The Mayor’s office will now consult the public, businesses, and local governments for feedback and implement their final plan by May of 2024.

H/t to Fastcompany

Intel will open a $20 billion silicon fab near Columbus, Ohio

Silicon shortages driven by increased demand and COVID supply chain disruptions are still ongoing and aren’t projected to abate any time soon. So it makes sense that Intel would start building up its U.S. production presence, and now the chipmaker has announced a $20 billion fabrication campus slated for New Albany, Ohio, just outside of Columbus. The 1,000-acre site will hold two factories to start and employ up to 3,000, but Intel has stated it could expand out to 2,000 acres total and build up to eight fabrication plants.

H/t to The Verge

Las Vegas builds a digital twin of downtown to help curb emissions

Las Vegas has built out a 2.7-square-mile portion of the city’s downtown as a digital twin to help building owners get to net-zero carbon emissions.

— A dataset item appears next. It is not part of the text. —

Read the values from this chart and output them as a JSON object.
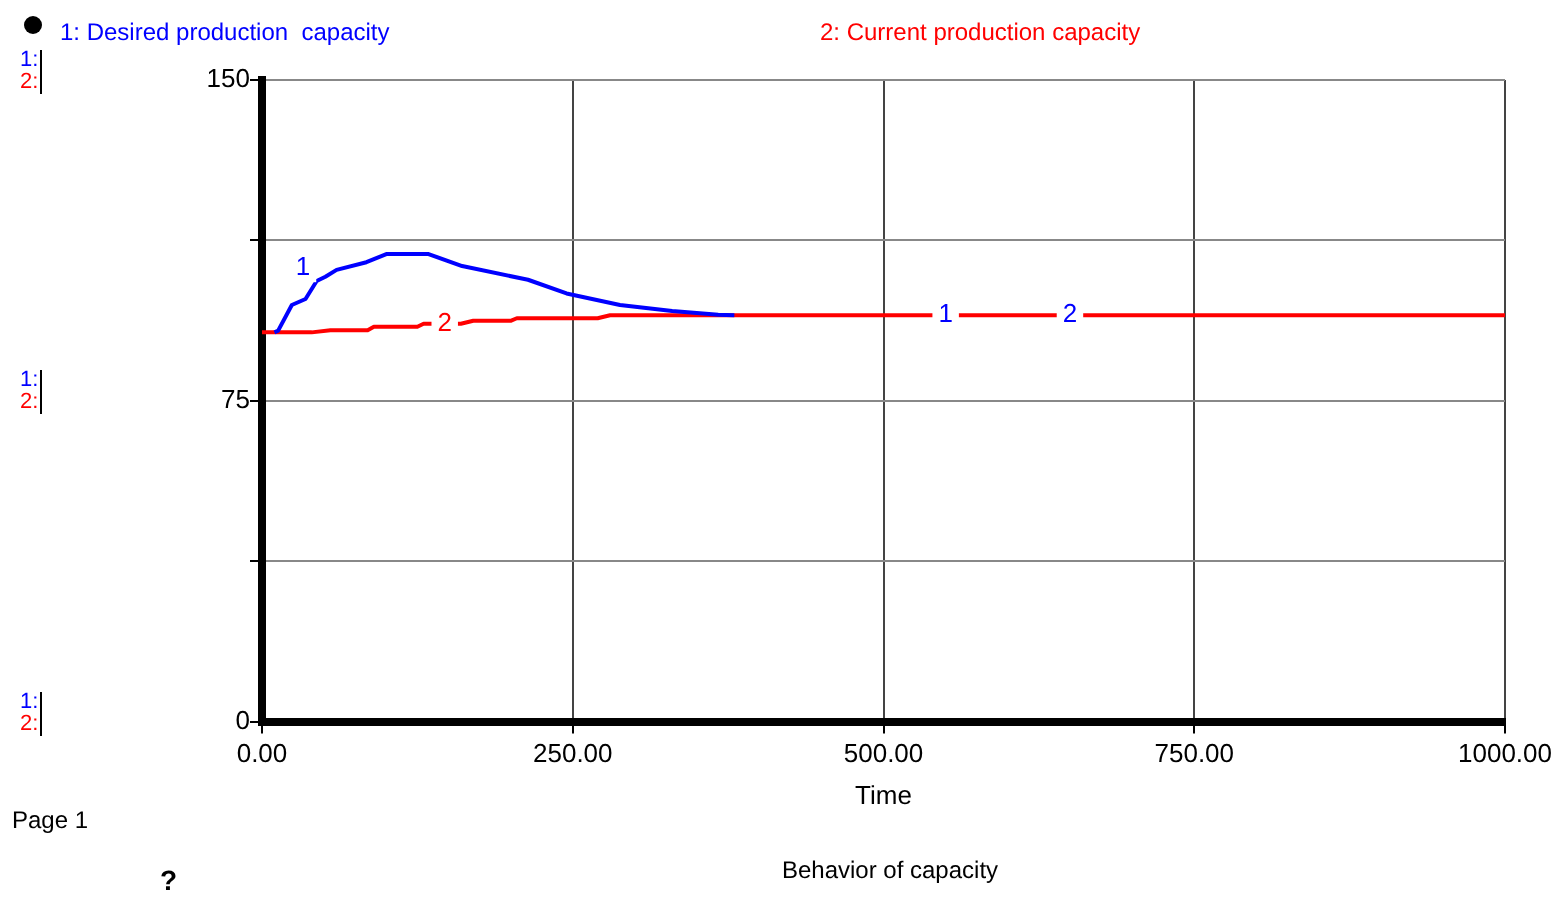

Built by urban digital twin platform Cityzenith and Las Vegas-based data collection and Internet of Things company Terbine, the model will allow the city and developers to accurately measure energy and water consumption, emissions, sunlight, air quality, and a host of other environmental factors. With that data measured, steps can be taken to optimize not only each individual building but also the area as a collective whole.

H/t to Archinect

Buro Happold pledges to eliminate embodied carbon in its projects by 2050

Speaking of emissions, multinational engineering giant Buro Happold has signed on to the SE 2050 Commitment, a pact for structural engineers focused on reducing embodied carbon in signatories’ projects to zero by 2050. The program has 69 other firms on board, including Arup and SOM, and Buro Happold was already working to halve the embodied carbon in all of its projects by 2030. But, as Dezeen notes, architecture is lagging far behind the engineering world—none of the world’s 50 largest firms have agreed to similar net-zero by 2050 terms.

H/t to Dezeen

Lloyd’s of London could leave its purpose-built Richard Rogers tower

Lloyd’s of London is reportedly looking to move out of its purpose-built Rogers, Stirk, Harbour + Partners headquarters in the city that it was named for. The insurance giant is mulling whether to leave the 36-year-old tower in 2026 after the pandemic forced most of its employees to work remotely and the company reevaluated its need for office space. The only problem for future potential tenants? The inside-out tower, considered one of the late Richard Rogers’ early masterpieces, is a historic landmark that would be difficult to reconfigure after Lloyd’s leaves.